Katerina se sirvió una copa y enseguida zarpó hacia aquellos días en que María y ella estuvieron en la cuidad con los judíos, primero como sirvientas y luego como amantes. Su voz estaba impregnada de nostalgia.

—Los judíos son delicados, tiernos, generosos y conocen el corazón de las mujeres. No como los nuestros, que sólo saben pegar y pegar.

Con el paso de los años había aprendido algo de la lengua de los judíos, y algunas palabras las repetía con frecuencia. La palabra «precisamente», por ejemplo, quién sabe por qué.
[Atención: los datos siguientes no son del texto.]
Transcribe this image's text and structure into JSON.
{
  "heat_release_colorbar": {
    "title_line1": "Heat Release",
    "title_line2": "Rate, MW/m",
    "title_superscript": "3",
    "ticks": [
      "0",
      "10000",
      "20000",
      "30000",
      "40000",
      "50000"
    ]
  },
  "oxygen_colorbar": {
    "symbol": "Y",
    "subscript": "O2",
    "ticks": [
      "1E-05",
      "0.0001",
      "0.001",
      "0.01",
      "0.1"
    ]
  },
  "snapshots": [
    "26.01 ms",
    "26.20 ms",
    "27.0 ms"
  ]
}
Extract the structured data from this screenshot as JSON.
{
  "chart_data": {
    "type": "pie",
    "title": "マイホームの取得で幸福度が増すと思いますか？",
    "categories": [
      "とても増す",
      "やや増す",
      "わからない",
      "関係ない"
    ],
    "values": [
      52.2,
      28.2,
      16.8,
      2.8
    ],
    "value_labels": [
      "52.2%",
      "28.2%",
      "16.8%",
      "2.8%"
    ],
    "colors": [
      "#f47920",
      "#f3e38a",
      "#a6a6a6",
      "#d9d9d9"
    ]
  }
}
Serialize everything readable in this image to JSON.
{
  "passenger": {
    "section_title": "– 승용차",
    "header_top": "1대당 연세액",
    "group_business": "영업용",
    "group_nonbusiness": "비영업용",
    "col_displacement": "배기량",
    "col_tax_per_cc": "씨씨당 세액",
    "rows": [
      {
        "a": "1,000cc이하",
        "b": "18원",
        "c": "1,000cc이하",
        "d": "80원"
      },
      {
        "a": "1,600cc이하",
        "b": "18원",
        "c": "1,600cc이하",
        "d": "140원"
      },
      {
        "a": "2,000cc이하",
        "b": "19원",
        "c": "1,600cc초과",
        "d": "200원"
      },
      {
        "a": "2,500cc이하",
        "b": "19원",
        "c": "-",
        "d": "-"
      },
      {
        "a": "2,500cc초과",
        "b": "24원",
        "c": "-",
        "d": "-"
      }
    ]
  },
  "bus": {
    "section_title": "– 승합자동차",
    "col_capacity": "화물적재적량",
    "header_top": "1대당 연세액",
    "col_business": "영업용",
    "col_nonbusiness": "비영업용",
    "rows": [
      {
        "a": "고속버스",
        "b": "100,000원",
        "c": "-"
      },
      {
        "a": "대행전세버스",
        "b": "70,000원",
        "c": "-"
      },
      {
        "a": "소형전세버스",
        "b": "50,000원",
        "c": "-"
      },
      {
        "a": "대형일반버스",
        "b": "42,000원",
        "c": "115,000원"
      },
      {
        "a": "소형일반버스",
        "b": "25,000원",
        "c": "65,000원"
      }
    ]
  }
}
Tzili sintió que la magia iba atrapándola también a ella y dijo:

—Gracias.

—No tienes que agradecerme nada —la reprendió Katerina—, tu madre y yo éramos buenas amigas, íbamos juntas a los cafés, nos gustaban los mismos hombres.

Katerina siguió sirviéndose una copa tras otra, sus pómulos parecían aún más prominentes y su mirada echó a volar con la agudeza de un ave. Y de pronto dijo: «Los judíos, maldita sea su estampa, dan a las mujeres lo que ellas necesitan. Y, a fin de cuentas, ¿qué necesitan las mujeres? Un poco de placer, dinero, una bombonera en el momento oportuno, una cama preparada. ¿Qué más necesitan las mujeres? ¿Qué tengo yo aquí? Ya lo ves».

—Tu madre y yo fuimos unas tontas, unas tontas de remate, no hay que tener miedo. A mí el infierno no me asusta. Mi difunta madre me decía: «Katerina, ¿por qué no te casas? Todas se casan». Y yo, tonta de mí, le hice caso. Jamás la perdonaré. Y tú —se dirigió a Tzili—, no te cases. No traigas bastardos al mundo. Sólo los judíos, sólo los judíos, sólo ellos te llevarán a un café, a un restaurante y al cine. Siempre te llevarán a un hotel limpio. Sólo los judíos.

Tzili ya no captó aquellas palabras. El calor y la bata la envolvieron. Y sin darse cuenta, su cabeza cayó y se quedó dormida.